Ve onu ummadığı yerden rızıklandırır. Kim Allah'a güvenirse O, ona yeter. Allah, emrini yerine getirendir. Allah her şey için bir ölçü koymuştur. (TALAK/3)
-
Ulu, yüce ve büyük olandır
Allah'ın huzurunda şefaat da fayda vermez. Ancak izin verdiği kimseninki müstesna. Nihayet kalblerinden dehşet giderildiği zaman "Rabbiniz ne buyurdu?" derler. (Şefaat sahipleri de): "Hakkı söyledi" derler. O, her şeyden yüksek ve büyüktür. (SEBE/23)
Göklerde ve yerde ne varsa, hepsi O'nundur. O çok yücedir, çok büyüktür. (ŞURA/4)
Onlar ayaktayken, otururken ve yanları üzerine yatarken Allah'ı anarlar; göklerin ve yerin yaratılışı üzerinde düşünürler. Ve "Rabbimiz! Sen bunu boş yere yaratmadın, Sen yücesin, bizi ateşin azabından koru." derler. (AL-İ İMRAN/191)

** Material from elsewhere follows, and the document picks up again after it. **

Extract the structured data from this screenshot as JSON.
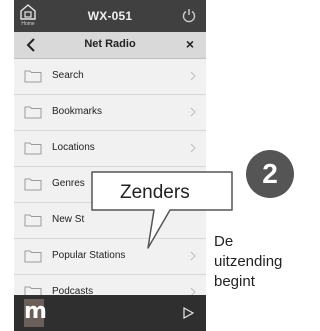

Erkekler, kadın üzerine idareci ve hakimdirler. Çünkü Allah birini (cihad, imamet, miras gibi işlerde) diğerinden üstün yaratmıştır. Bir de erkekler mallarından (aile fertlerine) harcamaktadırlar. İyi kadınlar, itaatkar olanlar ve Allah'ın korunmasını emrettiği şeyleri kocalarının bulunmadığı zamanlarda da koruyanlardır. Fenalık ve geçimsizliklerinden korktuğunuz kadınlara gelince: Önce kendilerine öğüt verin, yataklarından ayrılın. Bunlar da fayda vermezse dövün. Eğer size itaat ederlerse kendilerini incitmeye başka bir bahane aramayın. Çünkü Allah çok yücedir, çok büyüktür. (NİSA/34)
Ve Allah demişti ki: "Ey Meryemoğlu İsa, sen mi insanlara: 'Beni ve annemi, Allah'tan başka iki tanrı edinin' dedin?". "Hâşâ, dedi, sen yücesin, benim için gerçek olmayan birşeyi söylemem bana yakışmaz. Eğer demiş olsam, sen bunu bilirsin, sen benim nefsimde olanı bilirsin, ben ise senin nefsinde olanı bilmem, çünkü gaybları bilen yalnız sensin, sen!". (MAİDE/116)
Onlar, Allah'a cinlerden de ortak koştular. Halbuki onları yaratan O'dur. Bilgileri olmadan O'na oğullar, kızlar uydurdular. O'nun şânı onların uydurdukları sıfatlardan münezzeh ve yücedir. (EN'AM/100)
Şüphesiz Rabbiniz Allah, gökleri ve yeri altı günde yarattı, sonra Arş üzerine hükümran oldu. O, geceyi durmadan onu kovalayan gündüze bürüyüp örter; güneş, ay ve yıldızlar emrine âmâdedir. İyi biliniz ki yaratma ve emir O'nundur. Âlemlerin Rabbi olan Allah ne yücedir. (A'RAF/54)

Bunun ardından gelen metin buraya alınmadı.